My blog never turned into a "post-academic" blog, though. I still write about the things that move me, which are pretty much the same things they've always been. It's just me under a different name, not me "branding" myself or playing to a certain niche or popular tastes. I've come to cherish this blog as a creative outlet, and also as a space of comfort. I can write what I like, and don't have to worry about what an editor or peer reviewer thinks of it. Some of my friends have commented to me about how often I am posting these days, and that's because I am writing every day. It makes me happy, and is a better way to while away the evening hours between putting my daughters to sleep and my own bedtime than watching the television. Those hours of the night used to be spent reading or watching arty films, but I just can't hack it anymore. I am so exhausted at the end of the day that I can't pick up a book or play something with subtitles without passing out; I do my reading on the train during my commute and have fallen out of touch with cinema.

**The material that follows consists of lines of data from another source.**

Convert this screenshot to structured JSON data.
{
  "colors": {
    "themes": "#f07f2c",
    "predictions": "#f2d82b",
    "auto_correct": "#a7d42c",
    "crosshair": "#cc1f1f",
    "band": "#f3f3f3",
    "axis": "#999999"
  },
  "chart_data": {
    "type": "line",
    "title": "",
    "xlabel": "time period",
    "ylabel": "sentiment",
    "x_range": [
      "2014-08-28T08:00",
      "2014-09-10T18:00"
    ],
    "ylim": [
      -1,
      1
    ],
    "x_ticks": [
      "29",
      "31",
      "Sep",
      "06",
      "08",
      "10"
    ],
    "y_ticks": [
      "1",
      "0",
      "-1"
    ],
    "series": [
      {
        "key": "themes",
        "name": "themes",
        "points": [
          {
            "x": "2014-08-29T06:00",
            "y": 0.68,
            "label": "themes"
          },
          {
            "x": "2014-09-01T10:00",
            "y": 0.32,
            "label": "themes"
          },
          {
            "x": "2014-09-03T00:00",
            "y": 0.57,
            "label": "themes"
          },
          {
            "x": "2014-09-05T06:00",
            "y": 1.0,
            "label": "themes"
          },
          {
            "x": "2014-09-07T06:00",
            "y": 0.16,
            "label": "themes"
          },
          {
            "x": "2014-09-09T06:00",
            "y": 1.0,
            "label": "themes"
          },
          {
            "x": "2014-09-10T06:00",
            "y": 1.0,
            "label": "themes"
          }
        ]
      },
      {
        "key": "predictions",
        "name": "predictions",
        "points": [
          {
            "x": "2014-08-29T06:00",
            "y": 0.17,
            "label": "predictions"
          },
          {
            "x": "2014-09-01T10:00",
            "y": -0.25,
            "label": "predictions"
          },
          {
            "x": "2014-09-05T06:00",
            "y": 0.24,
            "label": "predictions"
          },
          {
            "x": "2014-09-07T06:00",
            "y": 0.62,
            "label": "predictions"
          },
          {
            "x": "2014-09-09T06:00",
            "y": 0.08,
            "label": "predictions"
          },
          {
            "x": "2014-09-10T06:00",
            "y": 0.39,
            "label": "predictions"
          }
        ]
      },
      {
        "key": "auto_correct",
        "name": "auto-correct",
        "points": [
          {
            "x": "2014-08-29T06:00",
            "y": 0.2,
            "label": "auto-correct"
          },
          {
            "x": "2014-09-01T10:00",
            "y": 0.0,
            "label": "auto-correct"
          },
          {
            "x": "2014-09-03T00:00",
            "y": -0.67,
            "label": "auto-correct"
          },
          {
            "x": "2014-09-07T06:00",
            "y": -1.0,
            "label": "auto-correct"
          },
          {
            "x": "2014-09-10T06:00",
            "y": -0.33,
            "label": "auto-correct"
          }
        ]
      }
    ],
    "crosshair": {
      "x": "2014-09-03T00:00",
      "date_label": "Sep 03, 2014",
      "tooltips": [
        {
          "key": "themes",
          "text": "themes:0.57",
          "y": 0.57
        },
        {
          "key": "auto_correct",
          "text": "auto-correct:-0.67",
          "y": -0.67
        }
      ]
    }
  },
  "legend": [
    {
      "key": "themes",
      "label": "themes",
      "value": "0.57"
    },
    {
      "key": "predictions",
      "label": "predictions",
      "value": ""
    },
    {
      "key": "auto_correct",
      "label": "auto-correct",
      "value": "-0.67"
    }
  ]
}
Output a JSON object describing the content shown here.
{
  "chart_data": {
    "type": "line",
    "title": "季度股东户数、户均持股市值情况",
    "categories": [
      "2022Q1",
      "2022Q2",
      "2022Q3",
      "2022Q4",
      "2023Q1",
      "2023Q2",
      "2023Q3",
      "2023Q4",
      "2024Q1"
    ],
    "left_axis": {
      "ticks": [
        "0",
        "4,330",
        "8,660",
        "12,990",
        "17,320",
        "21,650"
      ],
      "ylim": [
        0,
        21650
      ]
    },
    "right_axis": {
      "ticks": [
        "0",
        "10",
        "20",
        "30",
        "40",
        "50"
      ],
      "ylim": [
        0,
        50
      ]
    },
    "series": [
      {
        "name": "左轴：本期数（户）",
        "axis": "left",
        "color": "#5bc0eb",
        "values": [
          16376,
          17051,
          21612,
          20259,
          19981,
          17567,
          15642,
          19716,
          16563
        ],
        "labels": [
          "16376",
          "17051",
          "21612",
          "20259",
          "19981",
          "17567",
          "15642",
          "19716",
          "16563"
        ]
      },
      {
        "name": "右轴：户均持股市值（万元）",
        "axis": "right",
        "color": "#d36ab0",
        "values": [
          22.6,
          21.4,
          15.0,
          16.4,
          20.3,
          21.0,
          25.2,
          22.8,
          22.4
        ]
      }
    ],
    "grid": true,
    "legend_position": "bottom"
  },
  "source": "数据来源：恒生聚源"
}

Occasionally I have tried to tout the blog a little; I've posted stuff on the DailyKos' diaries section and joined Twitter, which has led to some of my posts getting attention. Despite these efforts, not a lot of folks read this blog. Perhaps I do need to tout my blog more, find a more engaging focus, etc., but I am a plugger, and prefer to wait and see if anyone notices me. Part of the reason is that when I look at the statistics for this blog, what I often consider to be the best-written material is often the least-viewed. Trying to push up the pageviews will only result in compromising quality, I fear. I also don't have any illusions about this blog being a pathway to something else. The creative fields are being destroyed, and the way to get ahead is by knowing the right people, which I don't. I didn't go to the right schools, and I am constitutionally incapable of "networking" and glad-handing. It's probably held me back in life, but I'm just too goddamned old now to change, and I am comfortable with that. The other path is to be like my friend Chauncey DeVega, and combine hard work, intentionality, and a kind of brilliance that I don't have. I can't pretend to be able do that, so I will just be keeping on doing what I'm doing, with inspiration from the great Charles Bukowski:
I guess I have kept doing this blog because it fills a need that other things in my life don't, and that's good enough for me. Other questions are on my mind, though. I have thought about dumping my "Werner Herzog's Bear" persona and using my real name. If anyone does like what I have to say here, I'd at least like to get credit for it! I also wonder whether I should spin off my music stuff to a separate blog, where I can live out my teenage dream of being a music writer, and people who like my music writing don't have to be subjected to my post-academic rants and political screeds. Anyway, thanks for listening, and I promise to stop navel gazing in the near future.